Trump has threatened to impose reciprocal tariffs on countries starting April 2, essentially raising taxes on imports to the U.S. to match what a trading partner imposes on American goods. India’s government has already responded, cutting tariffs and discussing further reductions, particularly on U.S. goods like cars, chemicals, and electronics. Commerce Minister Piyush Goyal recently visited the U.S. to negotiate a multi-sector trade deal, and Trump has acknowledged India’s readiness to make deeper tariff cuts.

Acharya, who served as the Reserve Bank of India's deputy governor between 2017 and 2019, believes that while large Indian firms benefiting from protectionist policies may experience initial losses, the overall economy will gain. He emphasized that businesses in a competitive market shouldn’t enjoy excessive profit margins unless they offer the most efficient services or goods. Increased competition will drive Indian companies to boost their efficiency and productivity.

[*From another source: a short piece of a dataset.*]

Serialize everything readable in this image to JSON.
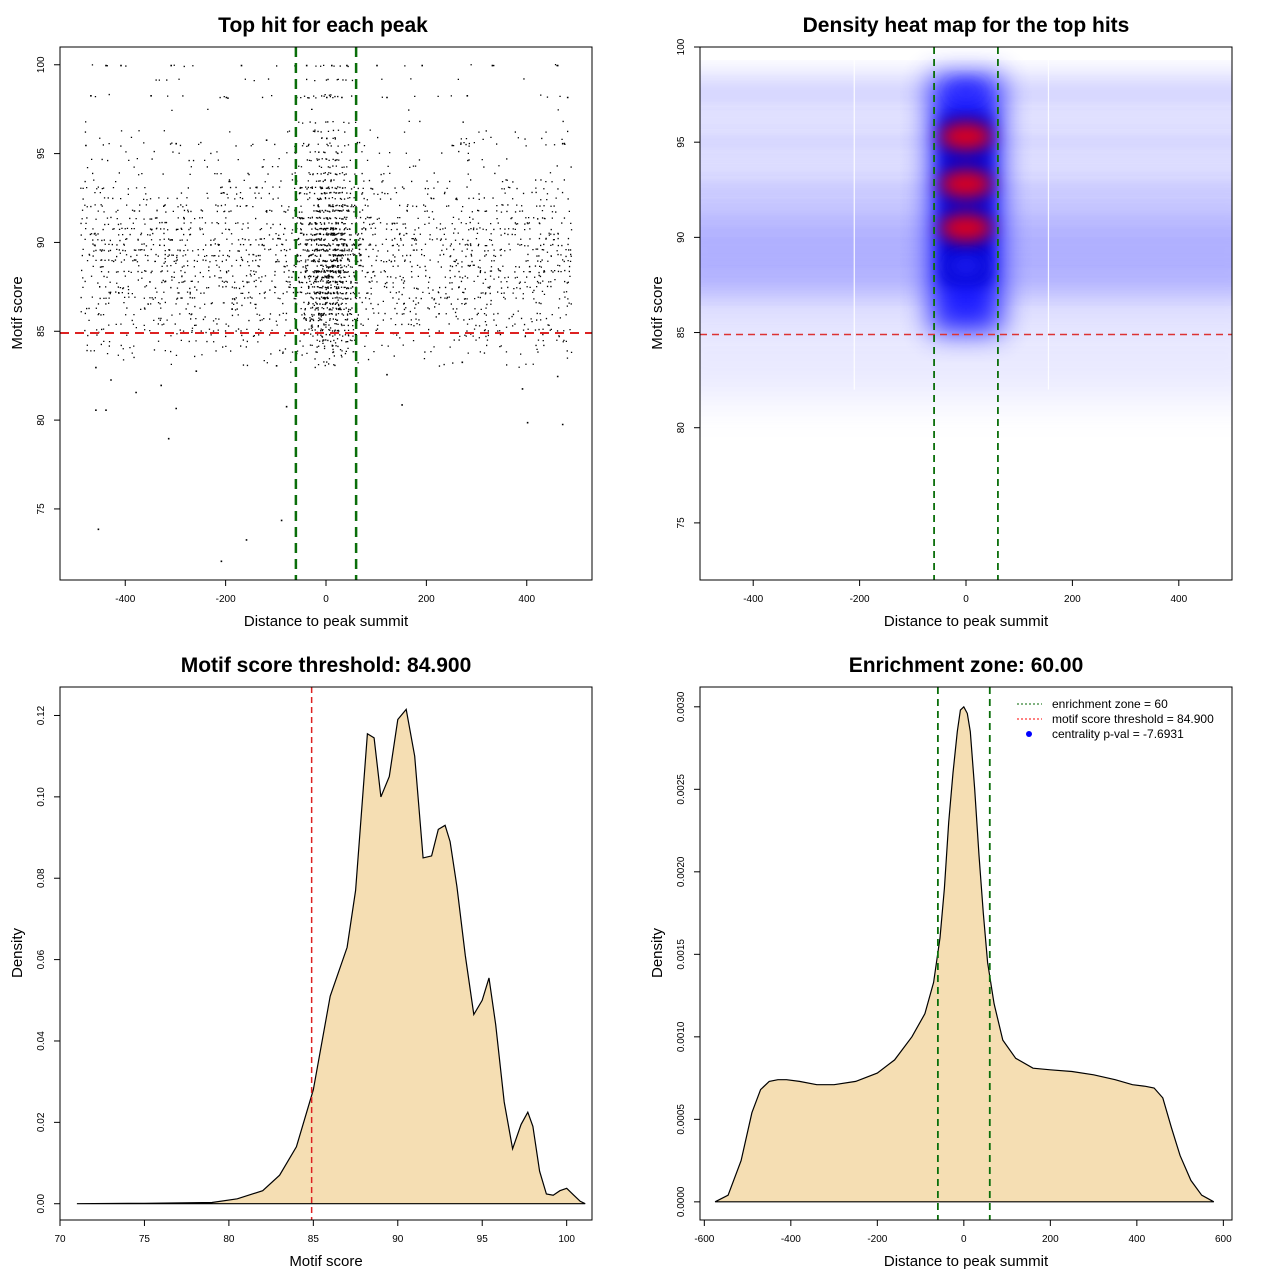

Acharya has previously argued for the breakup of India’s largest conglomerates, including Reliance Group, Tata Group, and Adani Group, which he says have grown at the expense of smaller local firms under the protection of high tariffs. He believes that exposing Indian businesses to global competition will encourage innovation, improve efficiency, and potentially lead to strategic partnerships that facilitate knowledge transfer and the emergence of global industry leaders.

To mitigate the impact on Indian industries, Acharya proposes that tariff reductions be phased in gradually with clear communication about the long-term goals. This approach would encourage businesses to focus on innovation, efficiency, and upskilling their workforce.

Prime Minister Narendra Modi has also called on Indian businesses to seize the opportunity created by the shifting global landscape to invest more. Despite fears that lower trade barriers could lead to job losses, Acharya points out that there is no evidence supporting this claim, citing India’s experience in the 1990s and 2000s when economic liberalization led to increased growth without significant job destruction.

Ultimately, Acharya sees the potential for India's economy to undergo a transformational change similar to what occurred in the 1990s, driven by greater competition, private capital investment, and productivity improvements—leading to higher-skilled jobs and increased domestic consumption.